L'objectif prioritaire de l'éleveur au cours de cette période est de fournir à la mère une alimentation qualitativement et quantitativement satisfaisante pour qu'elle puisse couvrir les besoins de croissance de sa portée sans s'affaiblir elle-même. Pour ce faire, l'éleveur doit contrôler l'adéquation entre l'offre (la lactation) et la demande (le développement des chiots) en comparant l'état de ses chiens aux normes raciales de référence.
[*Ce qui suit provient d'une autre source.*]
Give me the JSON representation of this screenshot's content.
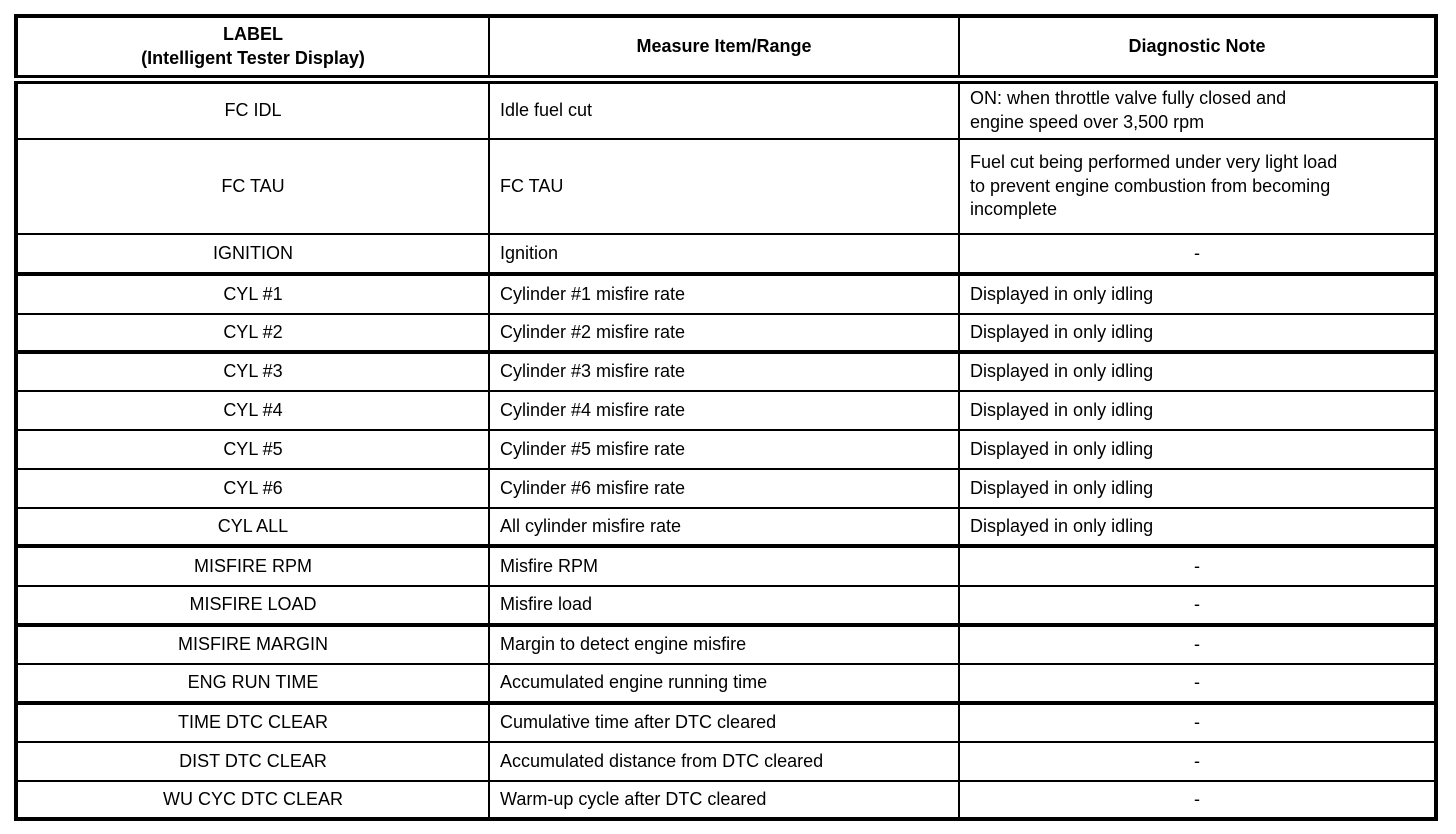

Accroissement pondéral des chiots
Certains clubs de race disposent de courbes de croissance moyennes (voir courbes) qui permettent de vérifier le développement pondéral d'un chiot de sa naissance à l'âge adulte. Suivant la race, le poids d'un chiot peut varier de 70 à 700 grammes à la naissance. Après une perte de poids physiologique qui ne doit pas excéder 10% le premier jour, le poids des chiots s'accroît normalement très rapidement de 5 à 10% par jour au cours des premières semaines. Une pesée quotidienne à heure fixe des chiots aide l'éleveur à surveiller leur croissance.
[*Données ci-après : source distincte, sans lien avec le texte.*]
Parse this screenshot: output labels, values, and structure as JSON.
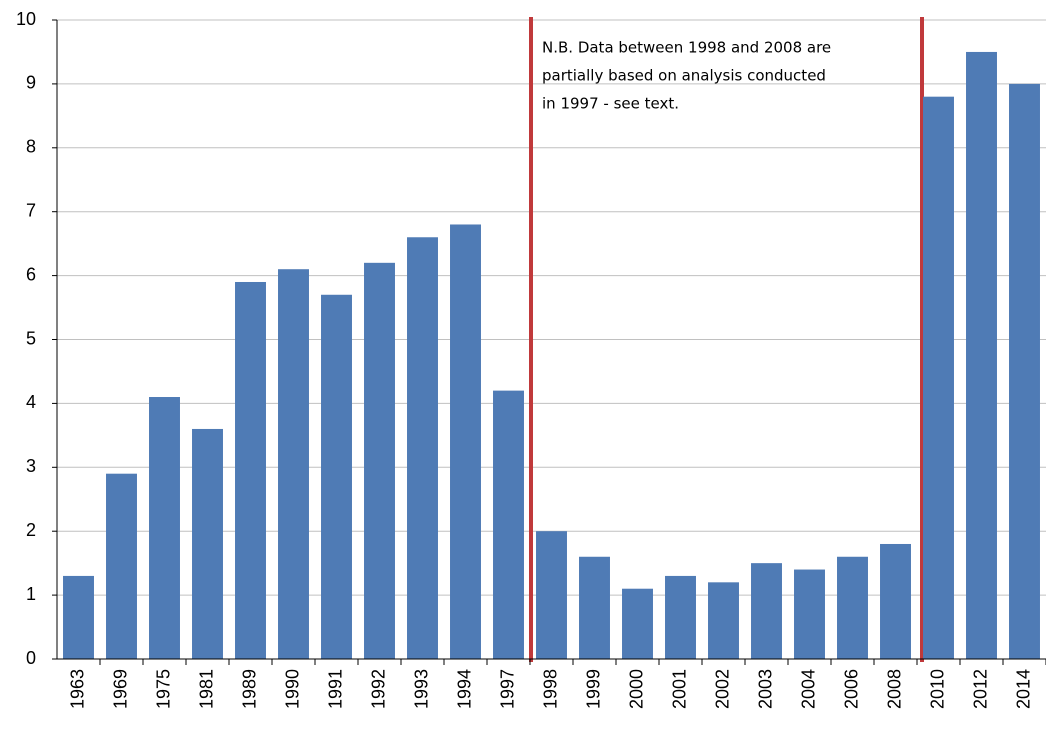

D'une manière générale, un chiot qui ne prend pas de poids pendant deux jours consécutifs doit être particulièrement surveillé. Tout retard de croissance doit amener l'éleveur à en trouver rapidement l'origine. Il peut en effet être lié à la mère si l'ensemble de la portée en souffre (lait insuffisant ou toxique) ou à des facteurs individuels si seuls quelques chiots accusent ce retard (fente palatine, pas d'accès aux mamelles postérieures ....).
L'écoute des gémissements, l'observation des tétées et du comportement maternel, l'appréciation de la vitalité, de la température rectale et de l'état d'hydratation (voir signe du pli de peau) des chiots représentent également d'autres paramètres utiles à contrôler régulièrement pendant cette période où la morbidité et la mortalité peuvent apparaître très brutalement. La production lactée de la mère dépend à ce stade de la maîtrise des paramètres d'ambiance en maternité (voir ce chapitre) et de l'alimentation maternelle.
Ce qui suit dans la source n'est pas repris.